Ia juga menyoroti pentingnya peran komunitas dan kelompok sebaya dalam pendampingan ODHIV. Ia mengapresiasi peran Yayasan Vesta Indonesia, yang sebagian besar anggotanya merupakan penyintas HIV.
“Kalau penyuluhan dilakukan oleh teman senasib, dampaknya jauh lebih besar. Mereka lebih didengar dibanding pejabat atau tenaga kesehatan. Ini strategi yang sangat efektif,” kata Hasto.
Sementara itu, Kepala Dinas Kesehatan Kota Yogyakarta, Emma Rahmi Aryani, menyampaikan sejak tahun 2004 hingga 2024 tercatat sebanyak 1.744 kasus HIV kumulatif dan 338 kasus AIDS kumulatif di Kota Yogyakarta.
Emma menegaskan, layanan pemeriksaan dan pengobatan HIV/AIDS di Kota Yogyakarta tersedia secara gratis.
“Semua layanan pemeriksaan untuk melihat kondisi kekebalan tubuh pasien, dapat diakses secara gratis. Kami ingin memastikan tidak ada hambatan bagi masyarakat untuk mendapatkan layanan ini,” ujarnya.

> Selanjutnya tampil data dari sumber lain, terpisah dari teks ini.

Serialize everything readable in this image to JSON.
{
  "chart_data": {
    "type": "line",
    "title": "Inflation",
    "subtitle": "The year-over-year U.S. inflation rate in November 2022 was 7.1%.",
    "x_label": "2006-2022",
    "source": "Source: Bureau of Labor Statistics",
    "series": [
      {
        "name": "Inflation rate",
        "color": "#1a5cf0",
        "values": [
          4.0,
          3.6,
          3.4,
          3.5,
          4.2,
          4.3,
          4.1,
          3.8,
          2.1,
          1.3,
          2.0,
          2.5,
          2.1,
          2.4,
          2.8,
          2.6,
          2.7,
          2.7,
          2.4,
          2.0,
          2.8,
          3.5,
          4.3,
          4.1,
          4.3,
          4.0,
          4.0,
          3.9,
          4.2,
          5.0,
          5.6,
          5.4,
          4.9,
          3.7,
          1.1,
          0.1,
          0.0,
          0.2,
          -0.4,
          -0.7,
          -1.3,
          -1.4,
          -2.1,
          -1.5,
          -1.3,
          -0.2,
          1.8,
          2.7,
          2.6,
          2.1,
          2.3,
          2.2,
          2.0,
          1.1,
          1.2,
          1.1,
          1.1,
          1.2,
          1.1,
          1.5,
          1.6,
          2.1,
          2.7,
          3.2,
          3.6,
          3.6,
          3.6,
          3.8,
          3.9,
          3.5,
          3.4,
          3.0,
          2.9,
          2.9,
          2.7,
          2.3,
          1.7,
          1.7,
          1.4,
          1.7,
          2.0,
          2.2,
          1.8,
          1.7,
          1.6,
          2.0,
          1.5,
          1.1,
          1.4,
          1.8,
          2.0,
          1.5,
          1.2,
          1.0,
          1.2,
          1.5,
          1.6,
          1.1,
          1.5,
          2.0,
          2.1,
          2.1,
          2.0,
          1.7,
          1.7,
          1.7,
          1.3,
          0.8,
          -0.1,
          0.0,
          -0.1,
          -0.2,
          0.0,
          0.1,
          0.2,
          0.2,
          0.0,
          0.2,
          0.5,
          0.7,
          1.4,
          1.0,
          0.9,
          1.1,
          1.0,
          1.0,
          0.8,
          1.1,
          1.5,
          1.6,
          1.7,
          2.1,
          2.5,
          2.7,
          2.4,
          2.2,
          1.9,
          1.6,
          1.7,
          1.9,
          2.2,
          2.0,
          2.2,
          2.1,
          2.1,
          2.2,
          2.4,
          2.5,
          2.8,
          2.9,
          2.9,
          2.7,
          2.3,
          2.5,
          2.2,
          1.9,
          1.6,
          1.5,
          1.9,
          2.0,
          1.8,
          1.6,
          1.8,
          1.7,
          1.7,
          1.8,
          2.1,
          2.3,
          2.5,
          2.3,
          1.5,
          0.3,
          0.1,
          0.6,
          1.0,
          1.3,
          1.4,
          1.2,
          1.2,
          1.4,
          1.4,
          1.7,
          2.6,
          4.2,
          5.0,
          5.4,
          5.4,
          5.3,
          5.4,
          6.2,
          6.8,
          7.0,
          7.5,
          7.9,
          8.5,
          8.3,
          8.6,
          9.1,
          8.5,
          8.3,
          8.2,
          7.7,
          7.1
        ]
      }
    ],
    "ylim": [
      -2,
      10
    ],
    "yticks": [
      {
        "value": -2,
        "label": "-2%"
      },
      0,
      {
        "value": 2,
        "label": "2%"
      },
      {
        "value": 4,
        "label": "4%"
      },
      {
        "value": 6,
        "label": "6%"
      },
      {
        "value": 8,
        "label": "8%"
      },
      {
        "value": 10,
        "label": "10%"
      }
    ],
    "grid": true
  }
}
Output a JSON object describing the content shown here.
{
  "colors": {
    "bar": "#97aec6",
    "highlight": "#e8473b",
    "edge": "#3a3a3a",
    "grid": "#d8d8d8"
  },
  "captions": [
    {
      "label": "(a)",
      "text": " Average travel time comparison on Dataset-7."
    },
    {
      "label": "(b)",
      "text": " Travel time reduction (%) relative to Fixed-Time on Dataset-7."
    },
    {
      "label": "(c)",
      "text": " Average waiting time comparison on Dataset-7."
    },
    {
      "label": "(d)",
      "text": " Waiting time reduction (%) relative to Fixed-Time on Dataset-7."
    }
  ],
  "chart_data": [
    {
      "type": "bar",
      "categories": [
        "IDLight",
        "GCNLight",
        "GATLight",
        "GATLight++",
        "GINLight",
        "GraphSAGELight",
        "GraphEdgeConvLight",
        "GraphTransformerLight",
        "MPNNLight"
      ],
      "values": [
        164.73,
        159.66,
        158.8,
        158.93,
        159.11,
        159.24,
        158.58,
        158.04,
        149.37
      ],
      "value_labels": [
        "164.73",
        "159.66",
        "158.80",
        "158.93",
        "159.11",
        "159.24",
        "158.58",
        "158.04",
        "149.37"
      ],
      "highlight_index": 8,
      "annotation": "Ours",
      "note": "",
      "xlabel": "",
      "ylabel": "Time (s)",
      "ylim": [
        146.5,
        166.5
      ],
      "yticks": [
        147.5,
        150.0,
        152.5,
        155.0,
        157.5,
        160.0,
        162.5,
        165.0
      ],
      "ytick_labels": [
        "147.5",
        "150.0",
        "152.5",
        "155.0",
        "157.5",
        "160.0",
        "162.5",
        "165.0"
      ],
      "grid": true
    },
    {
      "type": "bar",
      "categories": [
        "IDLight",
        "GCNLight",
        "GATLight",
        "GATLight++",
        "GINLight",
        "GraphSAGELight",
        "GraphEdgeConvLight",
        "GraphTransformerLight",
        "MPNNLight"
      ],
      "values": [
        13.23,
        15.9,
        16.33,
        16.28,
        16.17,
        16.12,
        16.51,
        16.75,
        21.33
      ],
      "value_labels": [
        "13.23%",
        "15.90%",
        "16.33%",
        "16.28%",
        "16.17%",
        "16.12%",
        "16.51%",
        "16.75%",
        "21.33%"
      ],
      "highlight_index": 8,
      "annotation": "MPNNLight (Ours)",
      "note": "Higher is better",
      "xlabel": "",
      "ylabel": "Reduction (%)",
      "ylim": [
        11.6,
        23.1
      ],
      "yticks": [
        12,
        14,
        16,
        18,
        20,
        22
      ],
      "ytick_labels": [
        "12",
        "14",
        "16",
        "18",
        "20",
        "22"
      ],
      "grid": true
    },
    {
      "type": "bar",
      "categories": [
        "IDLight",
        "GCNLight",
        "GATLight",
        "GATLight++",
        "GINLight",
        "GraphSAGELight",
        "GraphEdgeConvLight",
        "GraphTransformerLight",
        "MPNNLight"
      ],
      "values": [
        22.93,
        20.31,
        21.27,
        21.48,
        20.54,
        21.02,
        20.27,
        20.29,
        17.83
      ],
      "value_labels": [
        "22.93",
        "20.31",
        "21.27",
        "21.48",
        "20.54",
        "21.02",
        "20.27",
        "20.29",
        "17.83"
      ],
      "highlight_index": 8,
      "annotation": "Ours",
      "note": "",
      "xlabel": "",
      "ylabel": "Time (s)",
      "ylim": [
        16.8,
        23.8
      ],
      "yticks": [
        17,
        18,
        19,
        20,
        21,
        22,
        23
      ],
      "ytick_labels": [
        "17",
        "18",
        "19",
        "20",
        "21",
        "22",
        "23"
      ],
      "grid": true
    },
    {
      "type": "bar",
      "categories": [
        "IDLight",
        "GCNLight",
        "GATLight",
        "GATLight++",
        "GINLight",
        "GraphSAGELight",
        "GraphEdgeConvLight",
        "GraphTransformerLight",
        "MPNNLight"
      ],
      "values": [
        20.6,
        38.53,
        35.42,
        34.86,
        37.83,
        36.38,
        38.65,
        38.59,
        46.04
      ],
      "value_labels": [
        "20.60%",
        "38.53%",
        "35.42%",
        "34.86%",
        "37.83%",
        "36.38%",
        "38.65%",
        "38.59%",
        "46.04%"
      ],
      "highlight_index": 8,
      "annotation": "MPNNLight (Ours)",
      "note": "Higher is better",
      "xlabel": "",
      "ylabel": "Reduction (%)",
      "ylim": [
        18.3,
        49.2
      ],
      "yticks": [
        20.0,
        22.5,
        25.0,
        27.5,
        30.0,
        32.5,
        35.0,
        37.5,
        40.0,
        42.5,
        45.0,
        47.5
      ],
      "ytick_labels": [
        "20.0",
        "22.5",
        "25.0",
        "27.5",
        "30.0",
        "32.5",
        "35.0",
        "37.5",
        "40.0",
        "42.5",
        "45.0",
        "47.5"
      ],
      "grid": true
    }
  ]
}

Saat ditemui, Ketua Yayasan Vesta Indonesia, Joko Hadi Purnomo, mengungkapkan, salah satu kendala utama dalam penanganan HIV/AIDS di Kota Yogyakarta adalah masih adanya hambatan terkait pembayaran retribusi layanan kesehatan bagi populasi kunci atau kelompok rentan.
Meski pemerintah telah mulai memberikan bantuan terhadap biaya retribusi layanan kesehatan sejak tahun ini, Joko berharap agar dukungan tersebut dapat diperkuat melalui sinergi dengan Dinas Sosial, Tenaga Kerja dan Transmigrasi dan Dinas Kesehatan Kota Yogyakarta, khususnya dalam hal edukasi dan pembebasan retribusi bagi kelompok rentan.
“Kami ingin sekali bernegosiasi dengan pemerintah agar populasi rentan atau populasi kunci ini bisa dibebaskan dari retribusi yang ada,” ujar Joko saat ditemui.

Menurutnya, masih banyak masyarakat yang enggan melakukan tes HIV karena merasa takut dan terbebani biaya. Hal ini menjadi tantangan besar bagi para pendamping dan relawan di lapangan. “Teman-teman di lapangan sangat kesulitan mengajak warga untuk melakukan tes HIV. Untuk datang saja sudah sulit, apalagi kalau harus membayar,” imbuhnya.